4. Privacy Issues. People have realistic concerns about how much of their stuff online is private. Basically, despite the appearance of privacy and firewalls online, I basically assume that anything I say or do online is on the public record. This means the aggregate of my ideas, things I share, pictures, etc. will make up my digital – and real life- reputation, so I need to be responsible for this. It also means that whatever anyone else says about me will also be part of that reputation. This means I have to live in such a way that I’m comfortable with people saying what they want, even if it’s not particularly nice- they are allowed to have their opinion, and maybe they are simply not my audience, and that’s fine. Bt it also means that if I want to share truly private information with someone else, I should be selective with that, just like you would be when you decide to share personal info with friends offline. I get that some things should be private- and I’m a big fan of the Constitution. But I also realize that I have some control over what is public and private- at least what I choose to add to the conversation- and I need to take a second to consider whether EVERYONE needs to know stuff or whether, maybe a phone call or email would be a better choice than a Facebook post. Privacy, like security, may be as much for the illusion of privacy or safety than for the real thing, especially online. If it’s important, know the difference.

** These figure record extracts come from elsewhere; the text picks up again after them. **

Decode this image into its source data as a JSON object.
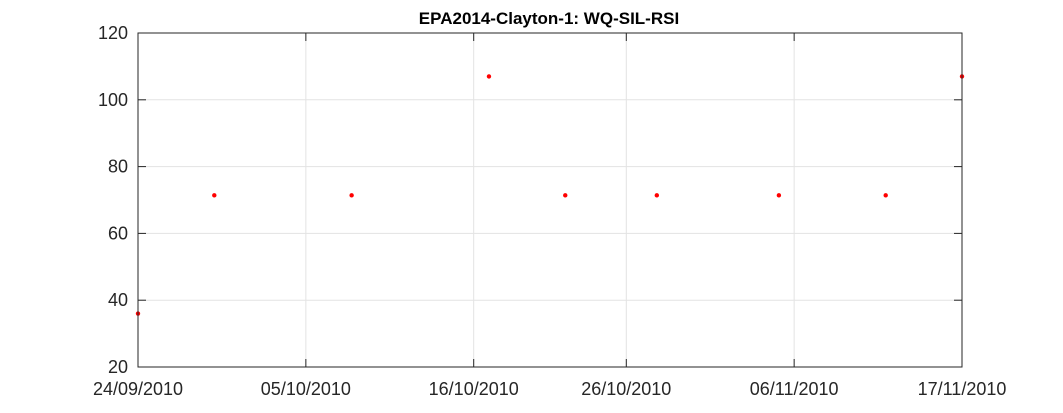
{
  "chart_data": {
    "type": "scatter",
    "title": "EPA2014-Clayton-1: WQ-SIL-RSI",
    "xlabel": "",
    "ylabel": "",
    "x_tick_labels": [
      "24/09/2010",
      "05/10/2010",
      "16/10/2010",
      "26/10/2010",
      "06/11/2010",
      "17/11/2010"
    ],
    "x_tick_dates": [
      "2010-09-24",
      "2010-10-05",
      "2010-10-16",
      "2010-10-26",
      "2010-11-06",
      "2010-11-17"
    ],
    "xlim": [
      "2010-09-24",
      "2010-11-17"
    ],
    "y_ticks": [
      20,
      40,
      60,
      80,
      100,
      120
    ],
    "ylim": [
      20,
      120
    ],
    "grid": true,
    "marker_color": "#ff0000",
    "series": [
      {
        "x": [
          "2010-09-24",
          "2010-09-29",
          "2010-10-08",
          "2010-10-17",
          "2010-10-22",
          "2010-10-28",
          "2010-11-05",
          "2010-11-12",
          "2010-11-17"
        ],
        "y": [
          36,
          71.4,
          71.4,
          107,
          71.4,
          71.4,
          71.4,
          71.4,
          107
        ]
      }
    ]
  }
}
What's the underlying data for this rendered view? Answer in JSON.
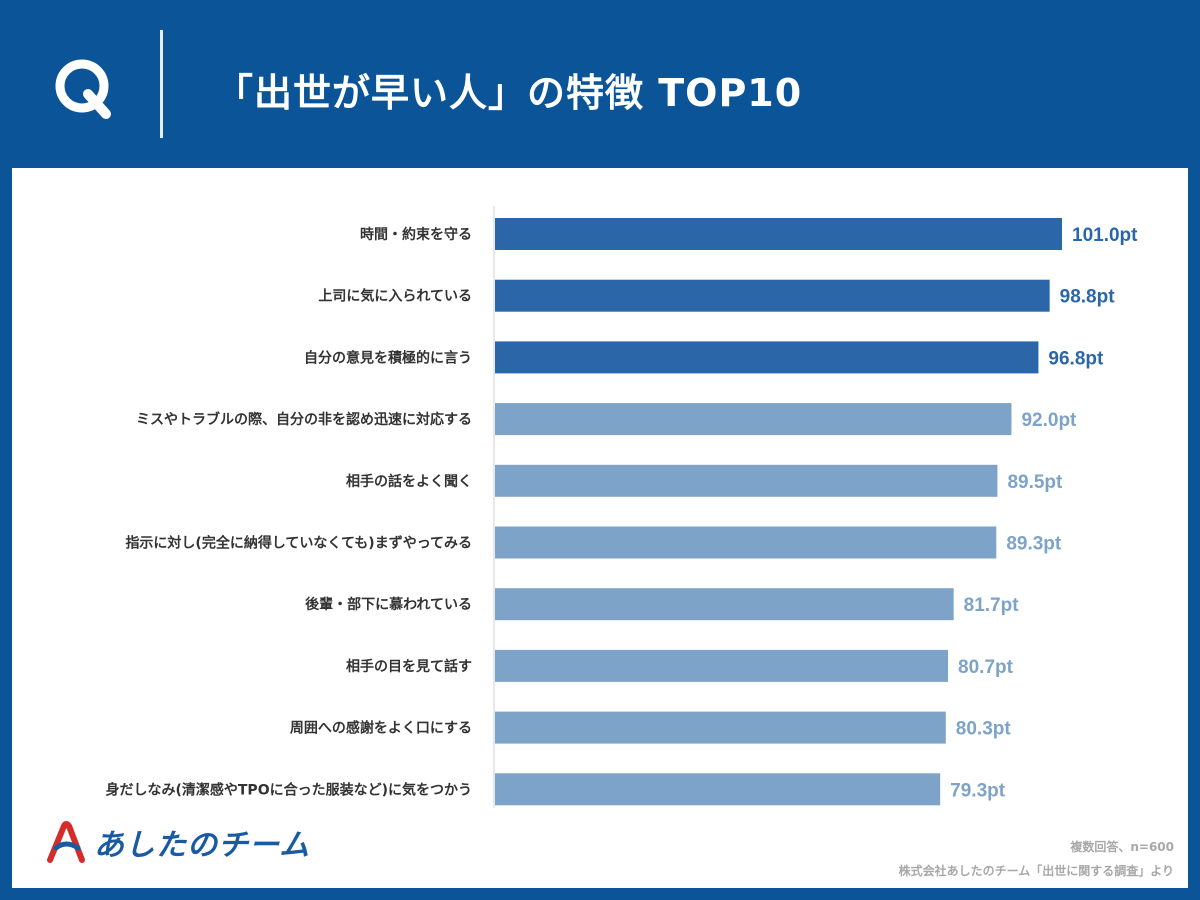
{
  "header": {
    "q_label": "Q",
    "title": "「出世が早い人」の特徴 TOP10"
  },
  "colors": {
    "background": "#0a5497",
    "bar_top": "#2a66a8",
    "bar_rest": "#7ea3c8",
    "label_top": "#2a66a8",
    "label_rest": "#7ea3c8"
  },
  "chart_data": {
    "type": "bar",
    "orientation": "horizontal",
    "categories": [
      "時間・約束を守る",
      "上司に気に入られている",
      "自分の意見を積極的に言う",
      "ミスやトラブルの際、自分の非を認め迅速に対応する",
      "相手の話をよく聞く",
      "指示に対し(完全に納得していなくても)まずやってみる",
      "後輩・部下に慕われている",
      "相手の目を見て話す",
      "周囲への感謝をよく口にする",
      "身だしなみ(清潔感やTPOに合った服装など)に気をつかう"
    ],
    "values": [
      101.0,
      98.8,
      96.8,
      92.0,
      89.5,
      89.3,
      81.7,
      80.7,
      80.3,
      79.3
    ],
    "value_labels": [
      "101.0pt",
      "98.8pt",
      "96.8pt",
      "92.0pt",
      "89.5pt",
      "89.3pt",
      "81.7pt",
      "80.7pt",
      "80.3pt",
      "79.3pt"
    ],
    "highlight_top_n": 3,
    "xlim": [
      0,
      101.0
    ]
  },
  "footer": {
    "logo_text": "あしたのチーム",
    "note_sample": "複数回答、n=600",
    "note_source": "株式会社あしたのチーム「出世に関する調査」より"
  }
}
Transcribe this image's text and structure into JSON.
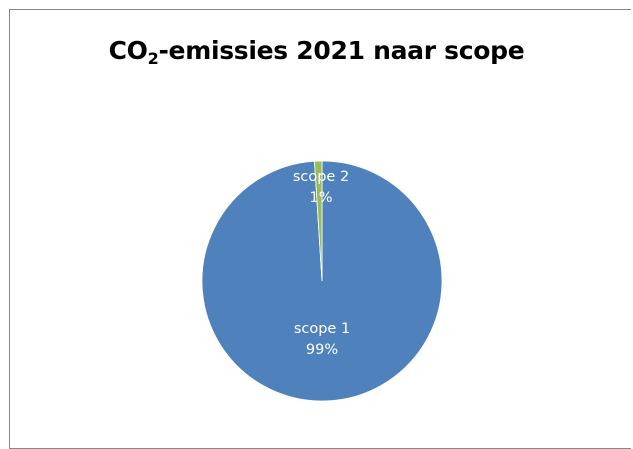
{
  "chart_data": {
    "type": "pie",
    "title": {
      "main": "CO",
      "sub": "2",
      "rest": "-emissies 2021 naar scope"
    },
    "slices": [
      {
        "name": "scope 1",
        "value": 99,
        "value_label": "99%",
        "color": "#4F81BD"
      },
      {
        "name": "scope 2",
        "value": 1,
        "value_label": "1%",
        "color": "#9BBB59"
      }
    ],
    "legend": "none",
    "data_labels": "inside"
  }
}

5. Everybody’s An Expert. Google exists and we can have information at our fingertips at all times. But information is not experience, or knowledge or wisdom. Just because you went to school once, does not make you an education expert. Learning how to construct curriculum, meet the needs of a diverse set of learners, and perform in front of them successfully every day is a real art and should not be subjected to the same moment by moment assessment of performance that Basketball players get on the court. Likewise, just because I can go to Home Depot and buy cool tools does not make me a general contractor. Heck, there are some things I can teach myself to do, but I think we all have to be a little more wary of when we need to call in help from the field. Watching one video on sink installation does not make me a plumber, and I shouldn’t try to armchair quarterback a professional’s every move when they come to fix something. Let people with experience and expertise do what they do best. And know when you’re in over your head and ask for help.